I have at times wondered why, a century after the event, the sinking of the Titanic continues to receive as much attention as it does. There have been bigger ships (the supertankers and aircraft carriers aside, there have been been bigger liners, like today's colossal Oasis class ships), and deadlier maritime disasters (like the sinking of the Wilhelm Gustoff, which killed more than 9,000, and the Goya, which killed more than 6,000, compared with the 1,500 who died when the Titanic went down). The sinking of another British ocean liner, the Lusitania, just three years later, took nearly as many lives (almost 1,200), and had a far greater significance for the course of world history given its impact on international opinion during World War I.
Part of this seems a reflection of the memorialization of the event, which in turn has made it better known and therefore more likely to be memorialized yet again, as has certainly happened on the movie screen – in 1955's A Night to Remember (adapted from Walter Lord's successful book by Eric Ambler), in 1964's The Unsinkable Molly Brown (based on the hit play), and of course, in 1997's James Cameron's Titanic (one of the biggest blockbusters in history). But this hardly explains why the event was memorialized in the first place, or why the retelling of the story as fiction and nonfiction continues to find an interested audience.
It seems notable that the Titanic was a Belfast-built ship of the British White Star line, bound from Southampton, England for New York, which sank off Newfoundland, Canada – and did so in peacetime, when ships might have been expected to safely cross the ocean, and sailing associated with pleasure rather than necessity and danger. By contrast, the Gustoff and Goya were German ships sunk by Soviet submarines in the Baltic in the last months of World War II, denying them such resonance for the English-speaking world. At the same time, the absence of the obvious political freight of events like the sinking of the Gustoff, or the Lusitania, from the story of the Titanic; the remembrance of the ship as the epitome of luxury in its era; and the presence of numerous celebrities of the day on its passenger list (members of the Astor and Guggenheim families among them); makes it suitable raw material for those inclined to present the human experience as a collection of "stories for the amusement of the comfortable classes" (as Gore Vidal once said of a particular bestselling historian).
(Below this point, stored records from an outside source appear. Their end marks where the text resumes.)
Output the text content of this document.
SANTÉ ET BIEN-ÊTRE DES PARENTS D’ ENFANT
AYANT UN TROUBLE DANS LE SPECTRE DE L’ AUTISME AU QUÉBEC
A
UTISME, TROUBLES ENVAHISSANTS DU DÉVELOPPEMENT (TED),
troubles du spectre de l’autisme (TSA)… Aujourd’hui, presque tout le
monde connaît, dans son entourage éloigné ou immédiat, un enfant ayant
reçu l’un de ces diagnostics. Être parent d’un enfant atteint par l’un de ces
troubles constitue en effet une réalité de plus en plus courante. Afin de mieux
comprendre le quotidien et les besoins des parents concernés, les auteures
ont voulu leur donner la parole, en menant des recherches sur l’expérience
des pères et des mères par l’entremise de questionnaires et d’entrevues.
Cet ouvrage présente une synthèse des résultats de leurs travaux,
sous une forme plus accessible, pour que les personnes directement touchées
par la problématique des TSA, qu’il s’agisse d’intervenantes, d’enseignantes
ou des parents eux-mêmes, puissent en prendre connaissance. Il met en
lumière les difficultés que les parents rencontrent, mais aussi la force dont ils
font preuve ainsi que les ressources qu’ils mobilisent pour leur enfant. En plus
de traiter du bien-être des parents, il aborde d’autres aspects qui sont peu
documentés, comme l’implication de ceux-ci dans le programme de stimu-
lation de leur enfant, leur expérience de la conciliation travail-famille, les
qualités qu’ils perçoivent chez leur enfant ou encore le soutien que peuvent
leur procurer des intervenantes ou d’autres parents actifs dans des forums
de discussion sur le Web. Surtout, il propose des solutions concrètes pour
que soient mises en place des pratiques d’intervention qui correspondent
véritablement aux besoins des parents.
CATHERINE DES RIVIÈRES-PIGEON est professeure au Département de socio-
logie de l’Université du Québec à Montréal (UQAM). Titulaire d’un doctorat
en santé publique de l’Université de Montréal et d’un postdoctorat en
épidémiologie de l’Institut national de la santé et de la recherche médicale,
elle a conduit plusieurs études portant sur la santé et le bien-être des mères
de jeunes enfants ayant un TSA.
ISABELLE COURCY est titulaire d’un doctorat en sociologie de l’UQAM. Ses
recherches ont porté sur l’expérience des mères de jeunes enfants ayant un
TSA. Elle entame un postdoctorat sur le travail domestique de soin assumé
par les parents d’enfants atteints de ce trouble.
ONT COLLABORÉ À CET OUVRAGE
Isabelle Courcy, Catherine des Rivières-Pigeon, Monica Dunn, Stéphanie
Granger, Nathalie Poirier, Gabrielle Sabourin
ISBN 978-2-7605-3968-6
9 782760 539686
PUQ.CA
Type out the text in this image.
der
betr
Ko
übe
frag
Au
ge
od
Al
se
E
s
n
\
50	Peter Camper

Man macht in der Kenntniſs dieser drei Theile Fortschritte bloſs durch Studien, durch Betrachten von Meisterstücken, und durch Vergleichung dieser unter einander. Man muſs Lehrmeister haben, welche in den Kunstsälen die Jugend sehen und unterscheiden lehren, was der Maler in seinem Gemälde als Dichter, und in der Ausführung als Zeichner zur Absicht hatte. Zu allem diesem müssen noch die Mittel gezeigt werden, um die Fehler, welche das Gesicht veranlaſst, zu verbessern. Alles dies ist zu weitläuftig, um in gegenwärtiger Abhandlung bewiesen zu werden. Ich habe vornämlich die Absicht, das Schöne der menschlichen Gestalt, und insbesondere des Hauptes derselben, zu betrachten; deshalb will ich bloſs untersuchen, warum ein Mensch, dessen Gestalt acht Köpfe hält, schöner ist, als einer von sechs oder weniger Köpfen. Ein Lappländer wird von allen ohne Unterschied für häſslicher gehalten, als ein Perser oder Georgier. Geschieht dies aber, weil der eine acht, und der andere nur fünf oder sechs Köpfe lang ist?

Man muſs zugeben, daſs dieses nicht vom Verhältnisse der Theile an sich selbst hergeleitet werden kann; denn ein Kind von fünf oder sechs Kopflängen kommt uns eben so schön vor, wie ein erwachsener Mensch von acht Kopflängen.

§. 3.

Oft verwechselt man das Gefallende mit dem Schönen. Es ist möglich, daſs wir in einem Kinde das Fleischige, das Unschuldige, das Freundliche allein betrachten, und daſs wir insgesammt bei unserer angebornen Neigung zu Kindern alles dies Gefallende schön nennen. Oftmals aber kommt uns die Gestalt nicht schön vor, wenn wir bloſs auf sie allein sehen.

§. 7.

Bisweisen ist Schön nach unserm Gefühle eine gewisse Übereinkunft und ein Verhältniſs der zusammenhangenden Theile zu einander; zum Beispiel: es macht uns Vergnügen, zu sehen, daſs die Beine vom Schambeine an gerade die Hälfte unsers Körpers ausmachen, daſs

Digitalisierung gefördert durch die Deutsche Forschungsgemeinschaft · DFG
Yet, even if one can approach the story in this way, the event also lends itself to an extraordinary range of allegories and comments. One can see in the disparities of wealth and position among those who journeyed aboard the ship, the collision with the iceberg, the handling of the accident and the aftermath a story of the technological hubris, corporate irresponsibility, and social inequality of an era that in its fundamentals is not much different from our own. (James Cameron, certainly, has highlighted this side of the story in his comments about his film.) At the same time, the 1912 disaster can appear like one of the last moments of the long nineteenth century that has been such an object of nostalgia, and a foreshadowing of the disasters that lay ahead. (Indeed, the first episode of Downton Abbey opened with a telegram regarding the ship's sinking, and the death of the heir to the titular estate.) Indeed, the fascination of the Titanic appears a miniature version of the hold that period has on our imaginations – the Victorian-Edwardian era both as we knew it, and as it might have been.